Нюра живет где-то далеко, в городе, приезжает домой только в отпуск да так иногда навестить стариков. Она гладкая, сытая, телесистая. «Зелье, а не девка», - говорят о ней бабы. И еще говорят они, что она перецеловалась со всеми нашими мужиками: «Кто поманит, с тем и идет». И что все «укромности» они у нее высмотрели и всю траву у плетней перемяли.

Нюра в городе, не успев прижиться, обзавелась дочкой, привезла ее старикам, они и растят ее, а Нюра в городе, как говорят бабы, живет «в свое тело». Она не смутлива: вышла и стоит на крыльце, ну почти растелешенная, так у нас и не ходит никто из девушек и даже в речке купаются в сорочках, не зря мать шипит на нее из сеней:

- У, чтоб к тебе ночью под одеяло домовой залез. 

Бранится, а ежели долго домой не едет Нюра, приходит к нашей маме, просит, собирая губы в левую ладошку:

- Раскинь, Луша, карты да погляди, не собирается ли дочка наведать нас. Соскучились мы о ней со стариком.

Скучает без Нюры-то, а как приедет она, только и слышишь, как ворчит на нее:

- У, шалобродница, опять домой на заре пришла. И когда ты уж натешишься, перестанешь стрелять глазами несытыми.

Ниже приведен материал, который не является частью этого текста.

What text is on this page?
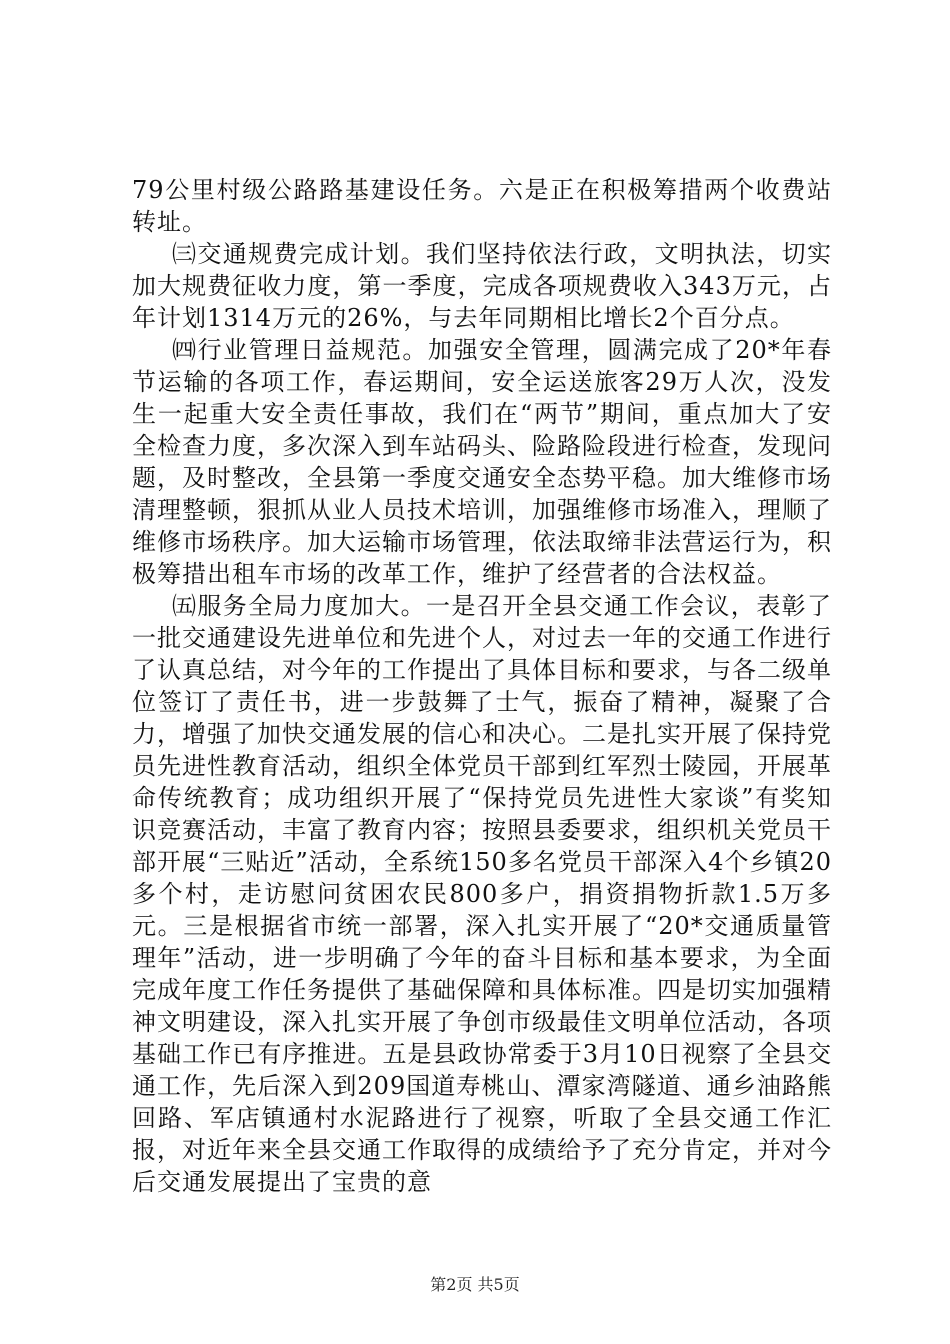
79公里村级公路路基建设任务。六是正在积极筹措两个收费站转址。

㈢交通规费完成计划。我们坚持依法行政，文明执法，切实加大规费征收力度，第一季度，完成各项规费收入343万元，占年计划1314万元的26%，与去年同期相比增长2个百分点。

㈣行业管理日益规范。加强安全管理，圆满完成了20*年春节运输的各项工作，春运期间，安全运送旅客29万人次，没发生一起重大安全责任事故，我们在“两节”期间，重点加大了安全检查力度，多次深入到车站码头、险路险段进行检查，发现问题，及时整改，全县第一季度交通安全态势平稳。加大维修市场清理整顿，狠抓从业人员技术培训，加强维修市场准入，理顺了维修市场秩序。加大运输市场管理，依法取缔非法营运行为，积极筹措出租车市场的改革工作，维护了经营者的合法权益。

㈤服务全局力度加大。一是召开全县交通工作会议，表彰了一批交通建设先进单位和先进个人，对过去一年的交通工作进行了认真总结，对今年的工作提出了具体目标和要求，与各二级单位签订了责任书，进一步鼓舞了士气，振奋了精神，凝聚了合力，增强了加快交通发展的信心和决心。二是扎实开展了保持党员先进性教育活动，组织全体党员干部到红军烈士陵园，开展革命传统教育；成功组织开展了“保持党员先进性大家谈”有奖知识竞赛活动，丰富了教育内容；按照县委要求，组织机关党员干部开展“三贴近”活动，全系统150多名党员干部深入4个乡镇20多个村，走访慰问贫困农民800多户，捐资捐物折款1.5万多元。三是根据省市统一部署，深入扎实开展了“20*交通质量管理年”活动，进一步明确了今年的奋斗目标和基本要求，为全面完成年度工作任务提供了基础保障和具体标准。四是切实加强精神文明建设，深入扎实开展了争创市级最佳文明单位活动，各项基础工作已有序推进。五是县政协常委于3月10日视察了全县交通工作，先后深入到209国道寿桃山、潭家湾隧道、通乡油路熊回路、军店镇通村水泥路进行了视察，听取了全县交通工作汇报，对近年来全县交通工作取得的成绩给予了充分肯定，并对今后交通发展提出了宝贵的意

第2页 共5页
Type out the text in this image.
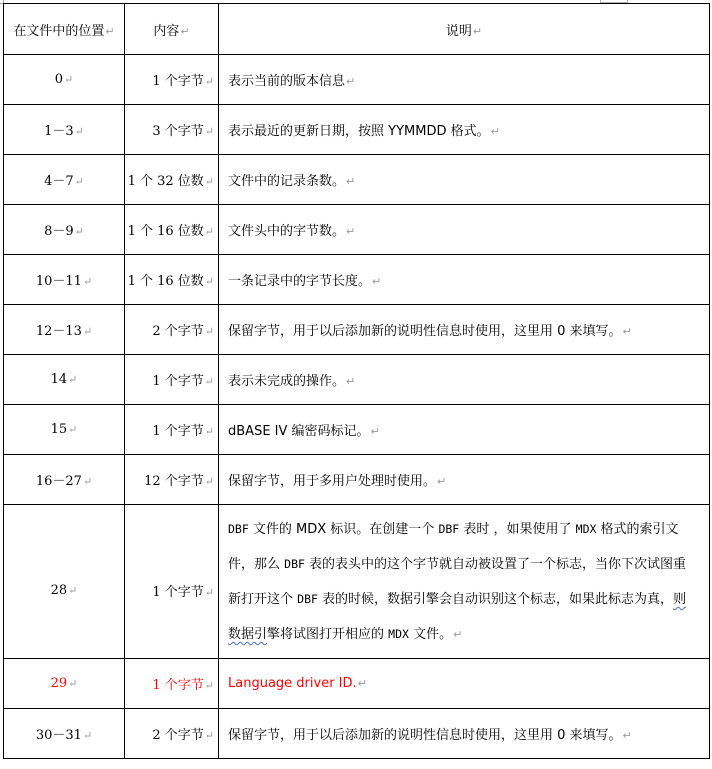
在文件中的位置↵	内容↵	说明↵
0↵	1 个字节↵	表示当前的版本信息↵
1－3↵	3 个字节↵	表示最近的更新日期，按照 YYMMDD 格式。↵
4－7↵	1 个 32 位数↵	文件中的记录条数。↵
8－9↵	1 个 16 位数↵	文件头中的字节数。↵
10－11↵	1 个 16 位数↵	一条记录中的字节长度。↵
12－13↵	2 个字节↵	保留字节，用于以后添加新的说明性信息时使用，这里用 0 来填写。↵
14↵	1 个字节↵	表示未完成的操作。↵
15↵	1 个字节↵	dBASE IV 编密码标记。↵
16－27↵	12 个字节↵	保留字节，用于多用户处理时使用。↵
28↵	1 个字节↵	DBF 文件的 MDX 标识。在创建一个 DBF 表时 ，如果使用了 MDX 格式的索引文件，那么 DBF 表的表头中的这个字节就自动被设置了一个标志，当你下次试图重新打开这个 DBF 表的时候，数据引擎会自动识别这个标志，如果此标志为真，则数据引擎将试图打开相应的 MDX 文件。↵
29↵	1 个字节↵	Language driver ID.↵
30－31↵	2 个字节↵	保留字节，用于以后添加新的说明性信息时使用，这里用 0 来填写。↵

Нюра совсем не такая, как наши девушки: завитая, накрашенная, папироски курит. Сядет на завалинке, закинет ногу на ногу и подымливает, перебирает струны гитары, что-то намурлыкивает. Наверное, та жизнь, что ведет Нюра в городе, лучше нашей, и она тоскует о ней и, побыв немного у стариков и «перемутив мужиков наших», опять и порой надолго исчезает, и бабы не один день перемывают ее косточки у колодца, говорят бабы о разном, но все сходятся на одном: не задалась Павла Алексеевича дочка. Сам он мужик хороший и жена у него баба добрая, а дочка ни к черту не годится.

А мне она нравилась, нравилась вся как есть: и прической своей, и глазами колдующими, и что она такая ладная, и мне хотелось поскорее вырасти и жениться на ней на зависть всем мужикам нашим: они с ней просто так целуются, а мне она будет женой, и у нас с ней будут дети. Много детей, по всей избе будут бегать, пятками розовыми стучать.

Мир я познавал кусками... По вечерам, прежде чем лечь спать, мама прибиралась в избе, на столе, на лавке, подметала пол.

- Вдруг что случится с нами ночью, помрем вдруг, придут люди, а у нас не убрано, хорошо разве это?

Так я узнал, что есть смерть и что она может заявиться вдруг. А еще мама сказала, что по ночам объявляется у нас в избе домовой, дух рода нашего, ходит, глядит, все ли чисто, все ли прибрано. И с той поры, просыпаясь ночью, я напряженно прислушивался к тишине - не услышу ли чего.

Вот скрипнула половица, прошуршало что-то у лавки, завозилось под печью. Зацепенев, слушал я и догадывался: это пришел дух рода нашего, ходит и глядит - так ли живем мы, не бесстыдничаем ли. И я, затаивая дыхание, теснее ютился к маме: возле нее спокойнее, теплее и надежнее. Мама обхватывала меня рукой и ,сглушая голос до шепота, спрашивала:

- Чего вспорхнулся-то?
- Ходит кто-то.
- А ты молитву, молитву твори, она и будет тебе оградой, - говорила мама и подтыкивала у меня за спиной одеяло, чтобы я не зяб от стены.

Весь издрыгавшись, на печке спит брат. Оторвет порой от подушки голову, поглядит в темноту избы, бормотнет что-нибудь спросонья и снова тычется щеками в пуховую мякоть. За стеной избы в потемках сарая, сладко пристанывая, чешется о стойку корова, сопят овцы и время от времени, весело разрывая тишину черно упавшей ночи, кричит петух, сообщая, что ночь подвигается к рассвету и что вообще не надо бояться ночи: какая бы ни была она, даже самая долгая и темная, все равно в свой срок окончится, и придет утро, и выкатится солнышко. И это радовало. Радовало, что будущее - это свет, это день. И это устанавливалось на всю дальнейшую жизнь, становилось чертой характера: не унывать, не хныкать, помнить - после ночи приходит утро и встает солнце.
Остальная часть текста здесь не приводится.